By compressing and transmitting the low-resolution version xLR instead of the original input x, the required bitrate of the transmission may be automatically reduced. The performance of the compression framework, as illustrated in
Blind Super-Resolution or reference-free blind SR may be another image/video compression method. Blind SR or reference-free blind SR has been largely explored in the literature, and great progress has been made by DNN-based methods using the large-scale external training samples. Most SR algorithms rely on the specific condition of the supervised data with known degradation model, such as the bi-cubic down-sampling with additive noise. However, such degradation model usually does not apply to real-world images that are degenerated in various ways. This domain gap results in inferior results and undesirable artifacts.
To address this issue, zero-shot super-resolution (ZSSR) is proposed based on the zero-shot self-learning setting. By using deep self-learning, the non-local structure of the test image is exploited to improve the performance of a trained model over regions where the recurrences are salient. However, thousands of iterative gradient updates are usually required for such method to get a reasonable performance, which makes it impractical for real image/video compression.
Style-conditioned generator with generative adversarial networks is yet another image/video compression method. Generative Adversarial Networks (GAN) are successfully used for image generation. By training a generative model together with a competing adversarial discriminator, high quality images can be generated from a random vector drawn from a learned latent space. One most important extension is the conditional GAN, where an output image is generated conditionally when provided with some additional input conditions, such as image categories.
One most popular application for conditional GAN is style transfer in image-to-image translation, where an image is translated across different domains to have different styles. StyleGAN-based methods give the state-of-the art performances for such tasks, where a latent space that separates the style (e.g., color and texture) and content (e.g., structure) are learned. Then, starting from a learned constant input, the style-controlling latent code of the image may be adjusted to generate outputs of the desired style with noise injection.

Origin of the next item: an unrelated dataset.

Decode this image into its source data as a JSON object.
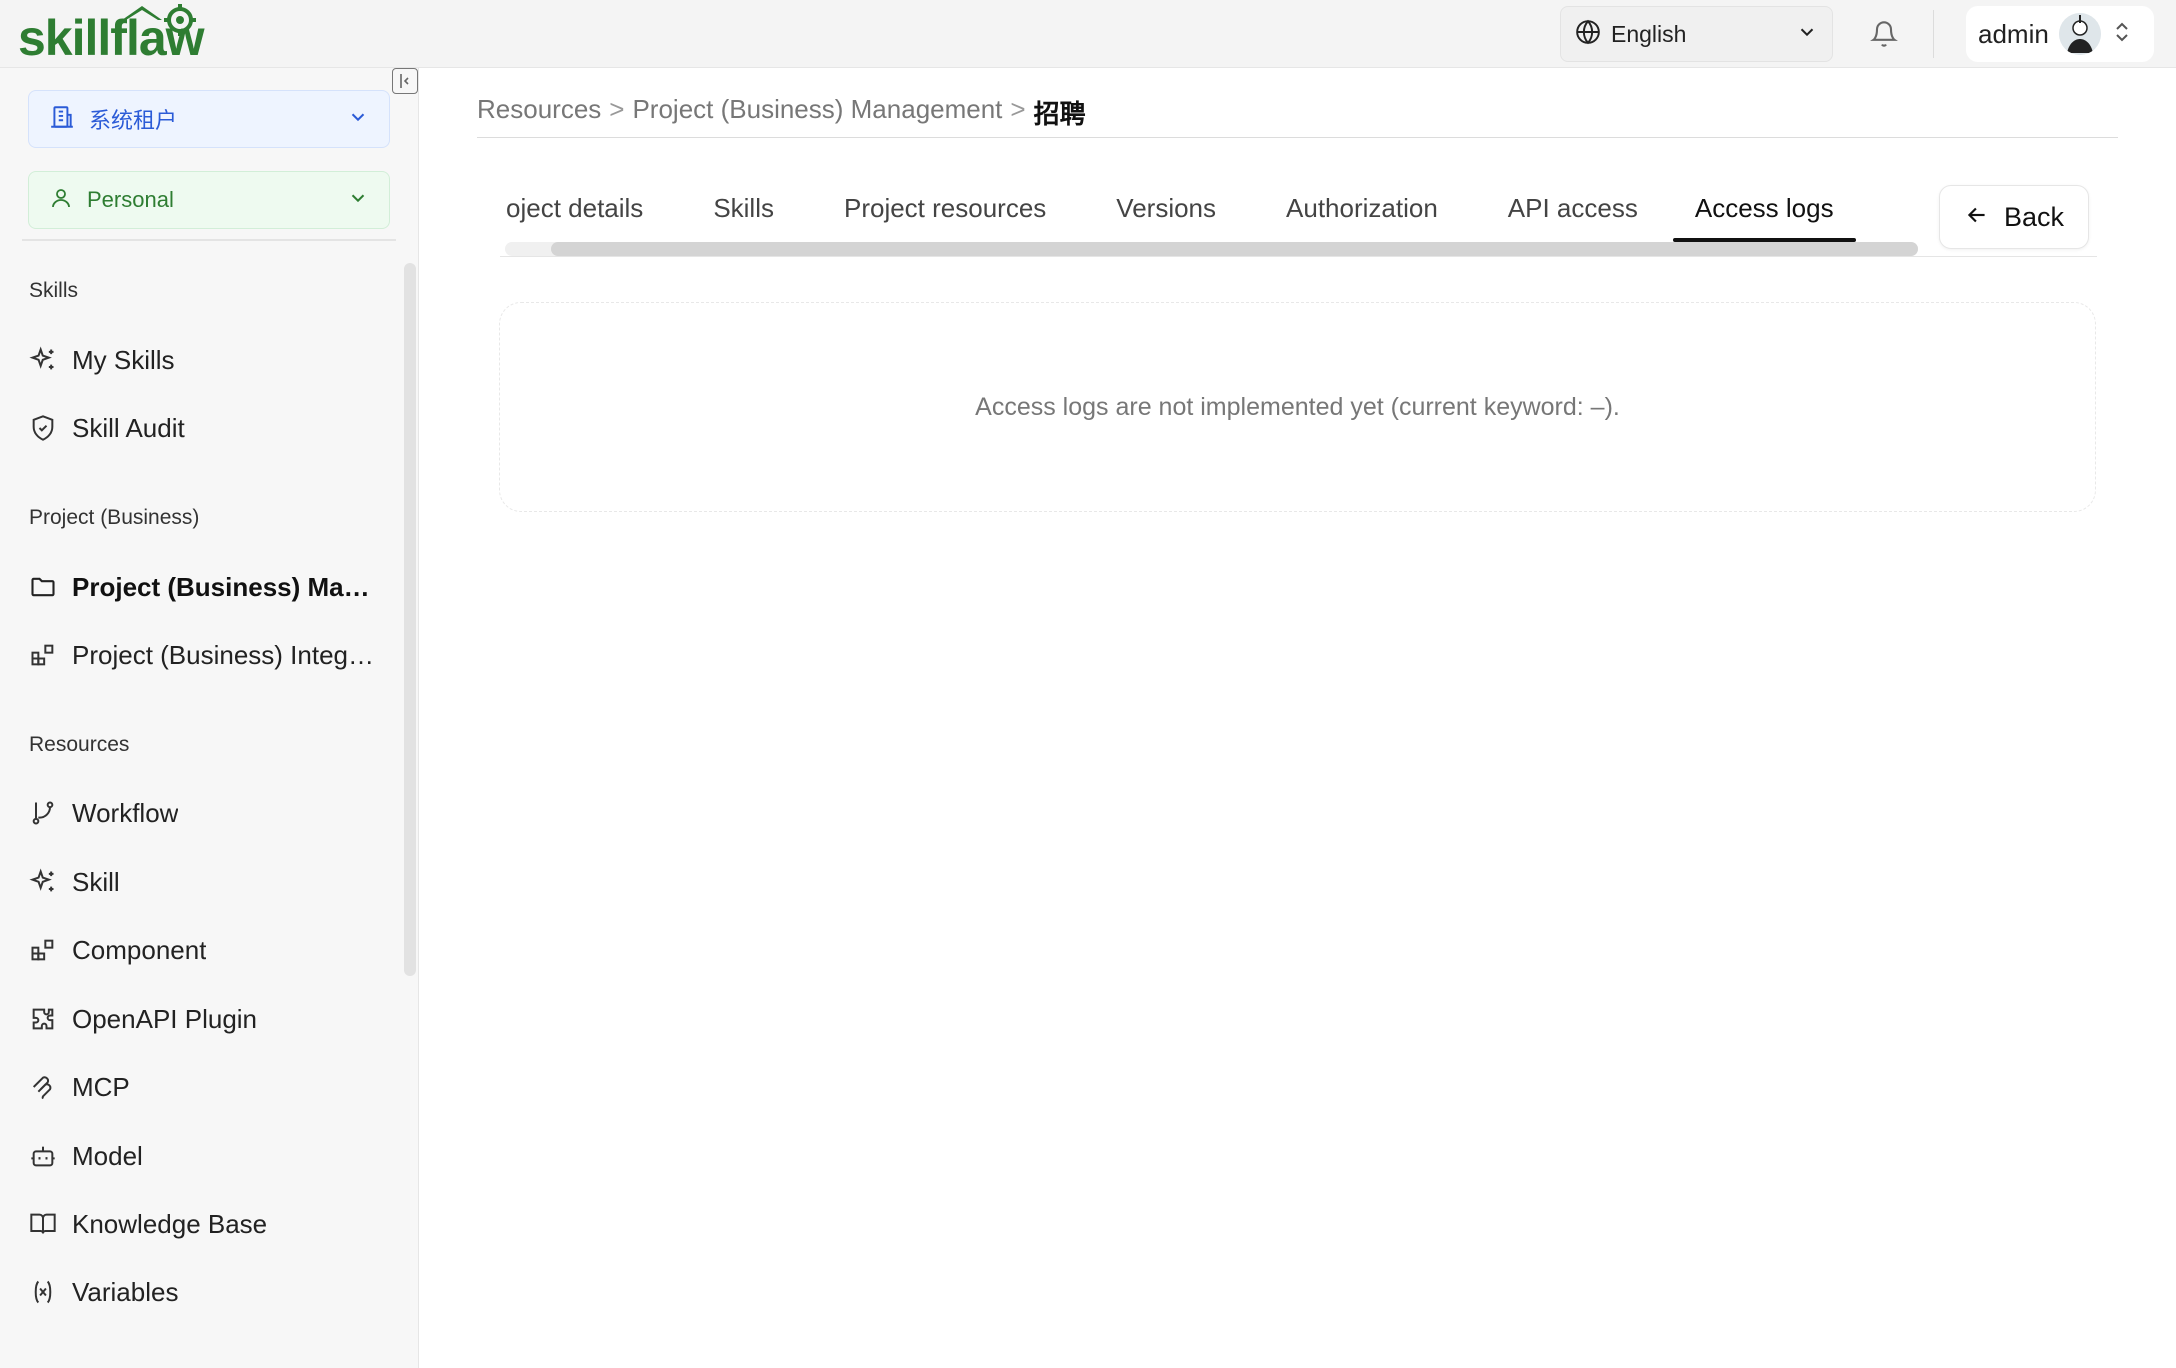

Online learning is yet another image/video compression method. Online learning aims to improve generalization of machine learning models, i.e., to alleviate the problem caused by different training and test data distributions. Most online learning methods focus on online updating the learned models, and their performance with DNNs for online deep learning is quite limited. This is because the highly complex DNN models need to be trained with batch-based methods using mini-batches and multiple passes over the training data. Updating model parameters on the per-sample basis can be highly unstable.
Meta learning is yet another image/video compression method. Meta-learning aims to learn from the experience of a set of machine learning tasks so that learning of a new task can be fast. For example if tasks are drawn from a task distribution, and a set of training tasks with their corresponding datasets are observed, a meta-learning algorithm may try to learn a task-general prior over the model parameters. Such prior knowledge may be applied to a new task to speed up the learning. Among various meta-learning methods, the gradient-based Model-Agnostic Meta-Learning (MAML) is successfully used in various applications including reinforcement learning and HDR image reconstruction.

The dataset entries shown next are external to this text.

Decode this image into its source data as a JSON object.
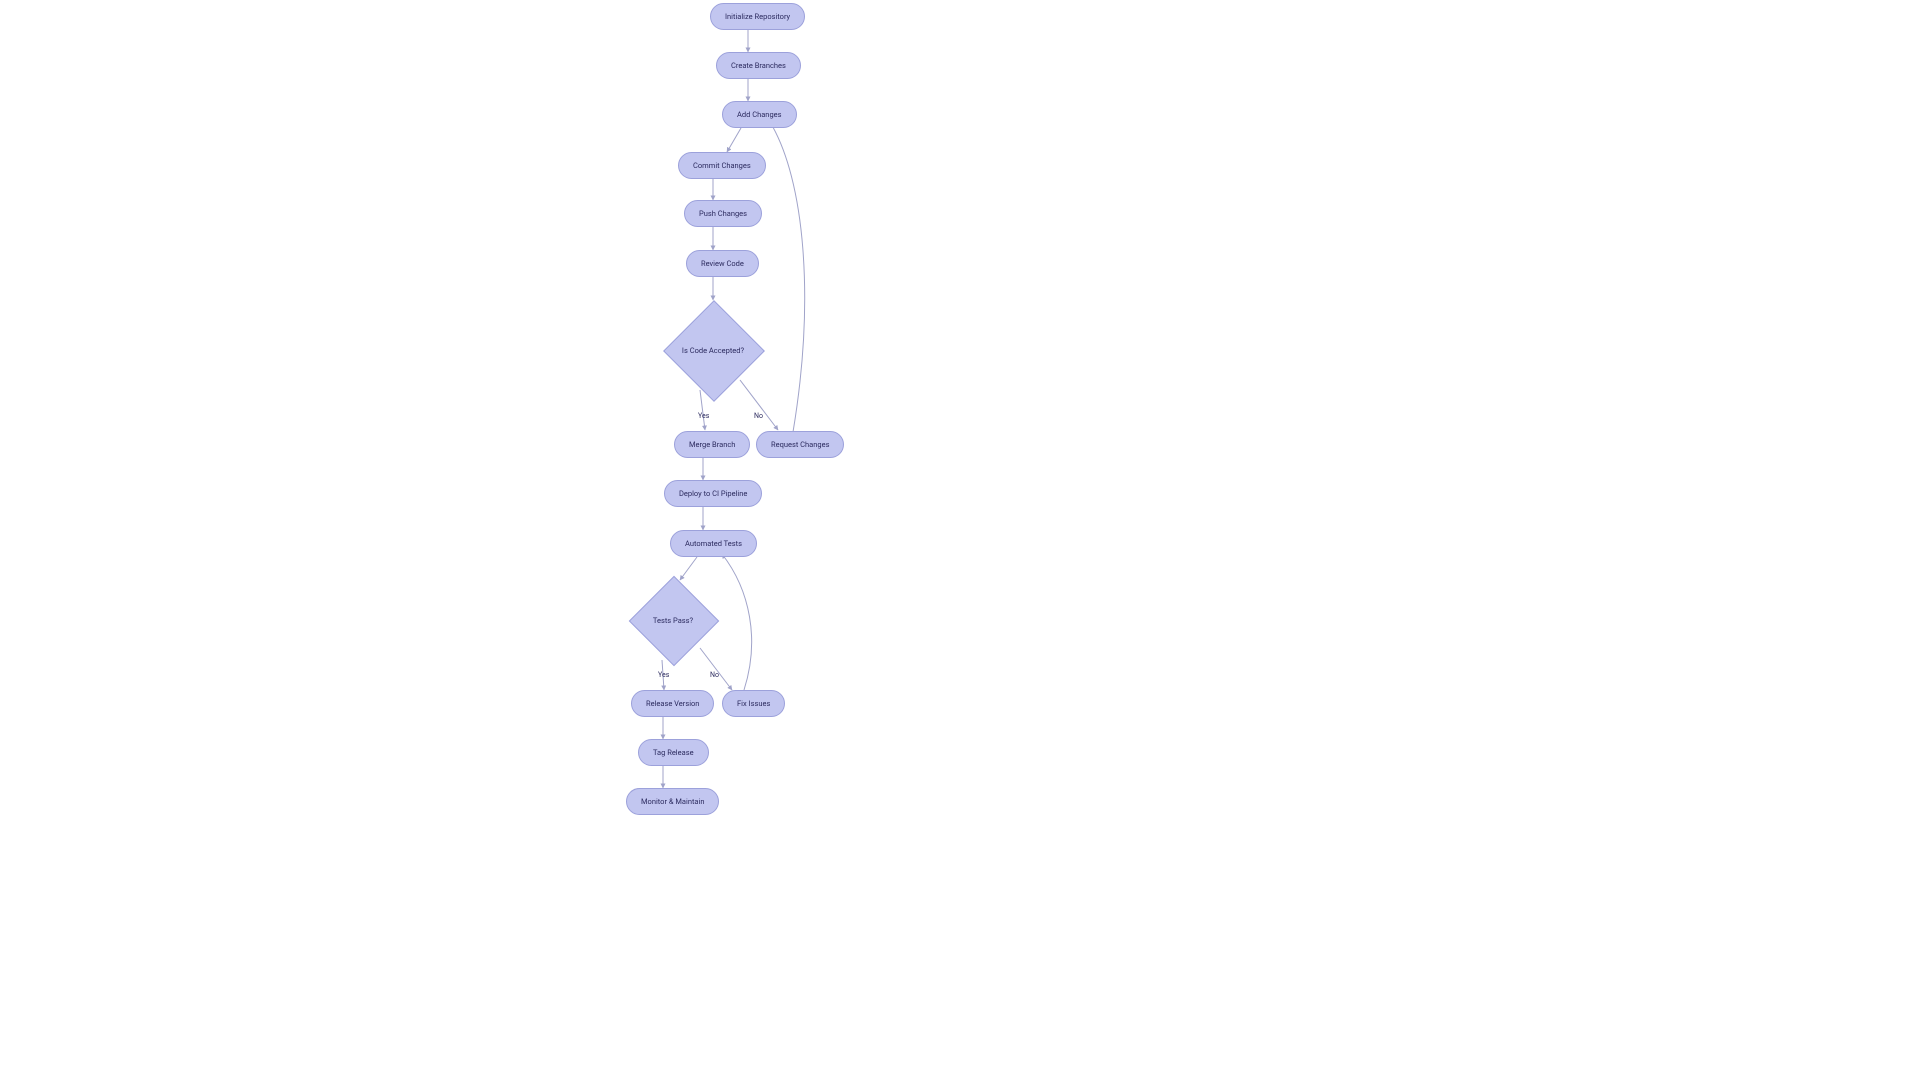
{
  "flowchart": {
    "nodes": {
      "init": {
        "label": "Initialize Repository",
        "type": "pill"
      },
      "branches": {
        "label": "Create Branches",
        "type": "pill"
      },
      "addchanges": {
        "label": "Add Changes",
        "type": "pill"
      },
      "commit": {
        "label": "Commit Changes",
        "type": "pill"
      },
      "push": {
        "label": "Push Changes",
        "type": "pill"
      },
      "review": {
        "label": "Review Code",
        "type": "pill"
      },
      "accepted": {
        "label": "Is Code Accepted?",
        "type": "decision"
      },
      "merge": {
        "label": "Merge Branch",
        "type": "pill"
      },
      "request": {
        "label": "Request Changes",
        "type": "pill"
      },
      "deploy": {
        "label": "Deploy to CI Pipeline",
        "type": "pill"
      },
      "tests": {
        "label": "Automated Tests",
        "type": "pill"
      },
      "testspass": {
        "label": "Tests Pass?",
        "type": "decision"
      },
      "release": {
        "label": "Release Version",
        "type": "pill"
      },
      "fix": {
        "label": "Fix Issues",
        "type": "pill"
      },
      "tag": {
        "label": "Tag Release",
        "type": "pill"
      },
      "monitor": {
        "label": "Monitor & Maintain",
        "type": "pill"
      }
    },
    "edges": [
      {
        "from": "init",
        "to": "branches"
      },
      {
        "from": "branches",
        "to": "addchanges"
      },
      {
        "from": "addchanges",
        "to": "commit"
      },
      {
        "from": "commit",
        "to": "push"
      },
      {
        "from": "push",
        "to": "review"
      },
      {
        "from": "review",
        "to": "accepted"
      },
      {
        "from": "accepted",
        "to": "merge",
        "label": "Yes"
      },
      {
        "from": "accepted",
        "to": "request",
        "label": "No"
      },
      {
        "from": "request",
        "to": "addchanges"
      },
      {
        "from": "merge",
        "to": "deploy"
      },
      {
        "from": "deploy",
        "to": "tests"
      },
      {
        "from": "tests",
        "to": "testspass"
      },
      {
        "from": "testspass",
        "to": "release",
        "label": "Yes"
      },
      {
        "from": "testspass",
        "to": "fix",
        "label": "No"
      },
      {
        "from": "fix",
        "to": "tests"
      },
      {
        "from": "release",
        "to": "tag"
      },
      {
        "from": "tag",
        "to": "monitor"
      }
    ],
    "edge_labels": {
      "accepted_yes": "Yes",
      "accepted_no": "No",
      "tests_yes": "Yes",
      "tests_no": "No"
    },
    "colors": {
      "node_fill": "#c2c6f0",
      "node_stroke": "#9ca1db",
      "edge_stroke": "#a0a3c9",
      "text": "#2b2a5e"
    }
  }
}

Online meta learning is yet another image/video compression method. For the scenario of continual learning, where the task distribution is not fixed but changing overtime, the online meta-learning (OML) framework is developed, where the MAML meta-training with direct Stochastic Gradient Descent (SGD) is performed online during a task sequence to update the learned model parameters of the task model. However, existing OML framework suffers from the same problem of online learning where online updating the learned model based on a single test datum does not perform well for DNN models in general.
Great success is achieved by blind super-resolution methods based on DNNs that leverage large-scale external data through extensive training. However, the success of SR algorithms relies on the specific condition of the supervised data with known degradation model, such as the bi-cubic down-sampling with additive noise. Such degradation model usually does not apply to real-world images that are degenerated in various ways. This domain gap results in inferior results and undesirable artifacts.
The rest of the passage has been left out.